In 1674, during the War of the Dutch Succession, the castle was occupied and looted by the French troops led by the Marquess of Vaubrun. In 1689, during the Nine Years' War, General Joseph de Monclar ordered the dismantling of the fortress to prevent its occupation by the enemy. Henri-Jacques, last Baron of Fleckenstein, died in 1720 without male heirs.
In 1734, a student in medicine from Wœrth defended a thesis promoting the healing properties of the Pechelbronn oil; he described different bituminous outcrops. During a distillation experiment, he isolated lamp oil, whose use for lighting would be discovered only one year later. Rather, he described oil as a cure against infections, wounds, eyesore, skin diseases, gout and articulation pains. The thesis most probably triggered pre-industrial exploitation of oil, pushed by the Count of Hanau-Lichtenberg and his son-in-law, the Landgrave of Hessen-Darmstadt.
In 1740, De la Sablonnière, interpret of the King of France at the Swiss Leagues, obtained the exclusivity on the sales of asphalt from Neuchâtel. He designed an "asphalt cement" used to caulk ships. In search of a production site in France, he was granted by the king the right to exploit Pechelbronn oil. In 1741, he established the first oil company ever. Bituminous sand was extracted from galleries, while motherloads were located using hand augers. In a small workshop called "laboratory", oil was separated from sand by washing with boiling water, then distilled to obtain pharmaceutical products, fat and pitch; production of lamp oil started only in the 19th century.
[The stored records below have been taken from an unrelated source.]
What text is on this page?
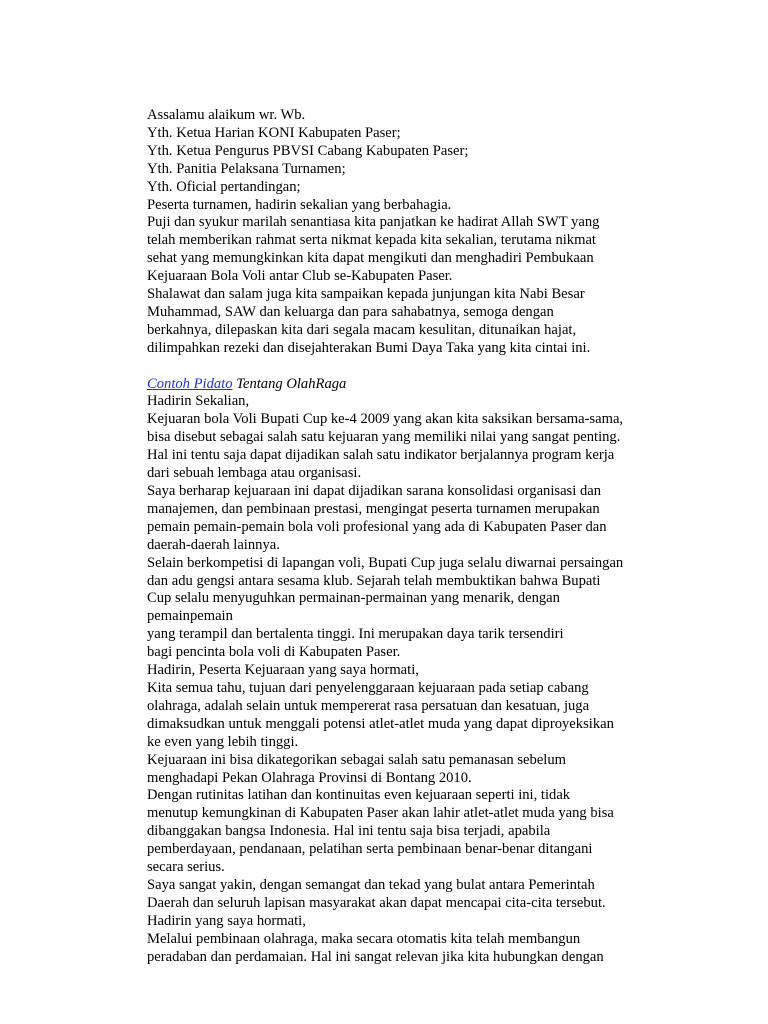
Assalamu alaikum wr. Wb.
Yth. Ketua Harian KONI Kabupaten Paser;
Yth. Ketua Pengurus PBVSI Cabang Kabupaten Paser;
Yth. Panitia Pelaksana Turnamen;
Yth. Oficial pertandingan;
Peserta turnamen, hadirin sekalian yang berbahagia.
Puji dan syukur marilah senantiasa kita panjatkan ke hadirat Allah SWT yang
telah memberikan rahmat serta nikmat kepada kita sekalian, terutama nikmat
sehat yang memungkinkan kita dapat mengikuti dan menghadiri Pembukaan
Kejuaraan Bola Voli antar Club se-Kabupaten Paser.
Shalawat dan salam juga kita sampaikan kepada junjungan kita Nabi Besar
Muhammad, SAW dan keluarga dan para sahabatnya, semoga dengan
berkahnya, dilepaskan kita dari segala macam kesulitan, ditunaikan hajat,
dilimpahkan rezeki dan disejahterakan Bumi Daya Taka yang kita cintai ini.
Contoh Pidato Tentang OlahRaga
Hadirin Sekalian,
Kejuaran bola Voli Bupati Cup ke-4 2009 yang akan kita saksikan bersama-sama,
bisa disebut sebagai salah satu kejuaran yang memiliki nilai yang sangat penting.
Hal ini tentu saja dapat dijadikan salah satu indikator berjalannya program kerja
dari sebuah lembaga atau organisasi.
Saya berharap kejuaraan ini dapat dijadikan sarana konsolidasi organisasi dan
manajemen, dan pembinaan prestasi, mengingat peserta turnamen merupakan
pemain pemain-pemain bola voli profesional yang ada di Kabupaten Paser dan
daerah-daerah lainnya.
Selain berkompetisi di lapangan voli, Bupati Cup juga selalu diwarnai persaingan
dan adu gengsi antara sesama klub. Sejarah telah membuktikan bahwa Bupati
Cup selalu menyuguhkan permainan-permainan yang menarik, dengan
pemainpemain
yang terampil dan bertalenta tinggi. Ini merupakan daya tarik tersendiri
bagi pencinta bola voli di Kabupaten Paser.
Hadirin, Peserta Kejuaraan yang saya hormati,
Kita semua tahu, tujuan dari penyelenggaraan kejuaraan pada setiap cabang
olahraga, adalah selain untuk mempererat rasa persatuan dan kesatuan, juga
dimaksudkan untuk menggali potensi atlet-atlet muda yang dapat diproyeksikan
ke even yang lebih tinggi.
Kejuaraan ini bisa dikategorikan sebagai salah satu pemanasan sebelum
menghadapi Pekan Olahraga Provinsi di Bontang 2010.
Dengan rutinitas latihan dan kontinuitas even kejuaraan seperti ini, tidak
menutup kemungkinan di Kabupaten Paser akan lahir atlet-atlet muda yang bisa
dibanggakan bangsa Indonesia. Hal ini tentu saja bisa terjadi, apabila
pemberdayaan, pendanaan, pelatihan serta pembinaan benar-benar ditangani
secara serius.
Saya sangat yakin, dengan semangat dan tekad yang bulat antara Pemerintah
Daerah dan seluruh lapisan masyarakat akan dapat mencapai cita-cita tersebut.
Hadirin yang saya hormati,
Melalui pembinaan olahraga, maka secara otomatis kita telah membangun
peradaban dan perdamaian. Hal ini sangat relevan jika kita hubungkan dengan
Around 1865, oil was found deeper and deeper; sand extraction was replaced by collect of oozing oil. Mechanic drilling was initiated in 1879, suppressing the risk of explosion and gallery flooding. Drilling depth was increased from 300 m to 700 m and, eventually to 1,200 m. Extraction of heavy oil required the use of pumpjacks, inaugurated in 1882. In 1949, 650 pumpjacks were simultaneously operated.
In 1917, Paul de Chambrier set up a mining system that remained unique in oil extraction. Eight shafts were drilled, connected by galleries running on 430 km, between 150 m and 500 m in depth. Oil was collected in sump pits, pumped aboveground and supplied to the refinery using pipelines.
In 1949, 650 pumpjacks were in activity. The discovery in the 1950s of bigger and easiest to manage oil fields in the Sahara and in the Middle-East caused the decline of Pechelbronn; extraction was reduced from 1955 onward and eventually stopped in 1965. Over it activity period, the Pechelbronn oil field yielded 3,300,000 ton crude oil, that is 20% of its potential.
The distillery established in 1740 mostly produced "black ointment", that is, lubricant oil, which superseded grease of plant and animal origin. Louis Frédéric Achille Le Bel established in 1857 a refinery that produced from 1873 onward "white oil", that is, paraffin oil.
The refinery, still owned by the Société alsacienne d'études minières, obtained a state contract in 1920. Completely revamped in 1926, the refinery processed 75,000 tons crude oil every year. The Antar brand, created in 1927, sold motor oil, special oil for gears and chassis grease. Yearly production was increased to 120,000 ton, covering most of France's demand in petrol products.
Part of the German Reich, the refinery was hit by more than 2,000 bombs during a raid by the US Air Force; destroyed at 90%, it was rebuilt using war damage funds. The refinery was closed in 1970, its activity being relocated to Donges.